【Emile Zola】Le Ventre de Paris I (53)
Maintenant il entendait le long roulement qui partait des Halles. Paris
mâchait les bouchées à ses deux millions d’habitants. C’était comme un
grand organe central battant furieusement, jetant le sang de la vie dans
toutes les veines. Bruit de mâchoires colossales, vacarme fait du tapage de
l’approvisionnement, depuis les coups de fouet des gros revendeurs partant
pour les marchés de quartier, jusqu’aux savates traînantes des pauvres
femmes qui vont de porte en porte offrir des salades, dans des paniers.

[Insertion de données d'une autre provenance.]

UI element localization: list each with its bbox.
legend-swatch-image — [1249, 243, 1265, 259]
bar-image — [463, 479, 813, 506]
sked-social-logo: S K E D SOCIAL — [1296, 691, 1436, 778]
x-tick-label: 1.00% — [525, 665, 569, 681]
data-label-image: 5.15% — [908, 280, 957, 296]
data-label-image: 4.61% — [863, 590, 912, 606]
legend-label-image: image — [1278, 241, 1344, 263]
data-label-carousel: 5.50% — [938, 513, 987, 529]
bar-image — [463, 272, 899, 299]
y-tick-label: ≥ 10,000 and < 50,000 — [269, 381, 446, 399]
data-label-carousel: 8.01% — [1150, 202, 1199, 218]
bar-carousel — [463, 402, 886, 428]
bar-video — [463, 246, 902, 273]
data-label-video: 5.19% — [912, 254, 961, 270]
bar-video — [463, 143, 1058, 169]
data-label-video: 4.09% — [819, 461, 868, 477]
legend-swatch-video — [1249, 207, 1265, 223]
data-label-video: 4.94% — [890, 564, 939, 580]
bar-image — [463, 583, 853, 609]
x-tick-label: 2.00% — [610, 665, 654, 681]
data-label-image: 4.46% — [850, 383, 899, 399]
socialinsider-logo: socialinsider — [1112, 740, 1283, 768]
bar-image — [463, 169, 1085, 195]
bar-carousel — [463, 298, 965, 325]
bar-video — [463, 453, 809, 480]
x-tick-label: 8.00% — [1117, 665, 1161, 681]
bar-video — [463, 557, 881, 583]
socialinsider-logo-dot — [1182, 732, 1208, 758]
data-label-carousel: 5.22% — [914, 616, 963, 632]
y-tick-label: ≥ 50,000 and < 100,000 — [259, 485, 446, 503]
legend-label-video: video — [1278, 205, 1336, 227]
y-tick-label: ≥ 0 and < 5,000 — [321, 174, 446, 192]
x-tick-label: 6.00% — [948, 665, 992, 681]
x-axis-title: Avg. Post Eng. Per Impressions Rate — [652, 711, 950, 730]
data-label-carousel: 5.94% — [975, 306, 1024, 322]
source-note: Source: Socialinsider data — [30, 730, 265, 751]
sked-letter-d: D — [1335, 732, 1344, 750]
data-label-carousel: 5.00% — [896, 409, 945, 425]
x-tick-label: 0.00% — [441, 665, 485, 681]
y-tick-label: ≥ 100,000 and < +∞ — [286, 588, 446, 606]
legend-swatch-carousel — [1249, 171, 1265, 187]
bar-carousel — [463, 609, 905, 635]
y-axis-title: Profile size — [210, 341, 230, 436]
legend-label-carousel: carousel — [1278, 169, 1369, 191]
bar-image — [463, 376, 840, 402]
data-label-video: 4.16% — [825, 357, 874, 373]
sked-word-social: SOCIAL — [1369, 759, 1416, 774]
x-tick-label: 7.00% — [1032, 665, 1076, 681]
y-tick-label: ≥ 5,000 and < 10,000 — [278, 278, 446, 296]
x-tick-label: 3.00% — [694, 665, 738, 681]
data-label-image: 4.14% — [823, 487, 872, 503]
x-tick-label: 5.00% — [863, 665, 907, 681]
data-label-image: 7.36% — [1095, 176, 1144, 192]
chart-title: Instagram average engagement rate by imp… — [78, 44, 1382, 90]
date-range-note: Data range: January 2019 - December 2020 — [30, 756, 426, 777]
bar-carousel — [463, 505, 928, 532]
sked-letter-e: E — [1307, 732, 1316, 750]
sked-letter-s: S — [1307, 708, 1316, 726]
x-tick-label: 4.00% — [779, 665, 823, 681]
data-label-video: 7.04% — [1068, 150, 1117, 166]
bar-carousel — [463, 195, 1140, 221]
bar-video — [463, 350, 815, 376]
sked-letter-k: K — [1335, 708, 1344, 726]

Il entra sous une rue couverte, à gauche, dans le groupe des quatre
pavillons, dont il avait remarqué la grande ombre silencieuse pendant la
nuit. Il espérait s’y réfugier, y trouver quelque trou. Mais, à cette heure,
ils s’étaient éveillés comme les autres. Il alla jusqu’au bout de la rue. Des
camions arrivaient au trot, encombrant le marché de la Vallée de cageots
pleins de volailles vivantes, et de paniers carrés où des volailles mortes
étaient rangées par lits profonds. Sur le trottoir opposé, d’autres camions
déchargeaient des veaux entiers, emmaillotés d’une nappe, couchés tout du
long, comme des enfants, dans des mannes qui ne laissaient passer que les
quatre moignons, écartés et saignants. Il y avait aussi des moutons entiers,
des quartiers de bœuf, des cuisseaux, des épaules. Les bouchers, avec de
grands tabliers blancs, marquaient la viande d’un timbre, la voituraient, la
pesaient, l’accrochaient aux barres de la criée ; tandis que, le visage collé
aux grilles, il regardait ces files de corps pendus, les bœufs et les moutons
rouges, les veaux plus pâles, tachés de jaune par la graisse et les tendons, le
ventre ouvert. Il passa au carreau de la triperie, parmi les têtes et les pieds de
veau blafards, les tripes proprement roulées en paquets dans des boîtes, les
cervelles rangées délicatement sur des paniers plats, les foies saignants, les
rognons violâtres. Il s’arrêta aux longues charrettes à deux roues, couvertes
d’une bâche ronde, qui apportent des moitiés de cochon, accrochées des
deux côtés aux ridelles, au-dessus d’un lit de paille ; les culs des charrettes
ouverts montraient des chapelles ardentes, des enfoncements de tabernacle,
dans les lueurs flambantes de ces chairs régulières et nues ; et, sur le lit de
paille, il y avait des boîtes de fer-blanc, pleines de sang des cochons. Alors
Florent fut pris d’une rage sourde ; l’odeur fade de la boucherie, l’odeur âcre
de la triperie, l’exaspéraient. Il sortit de la rue couverte, il préféra revenir
une fois encore sur le trottoir de la rue du Pont-Neuf.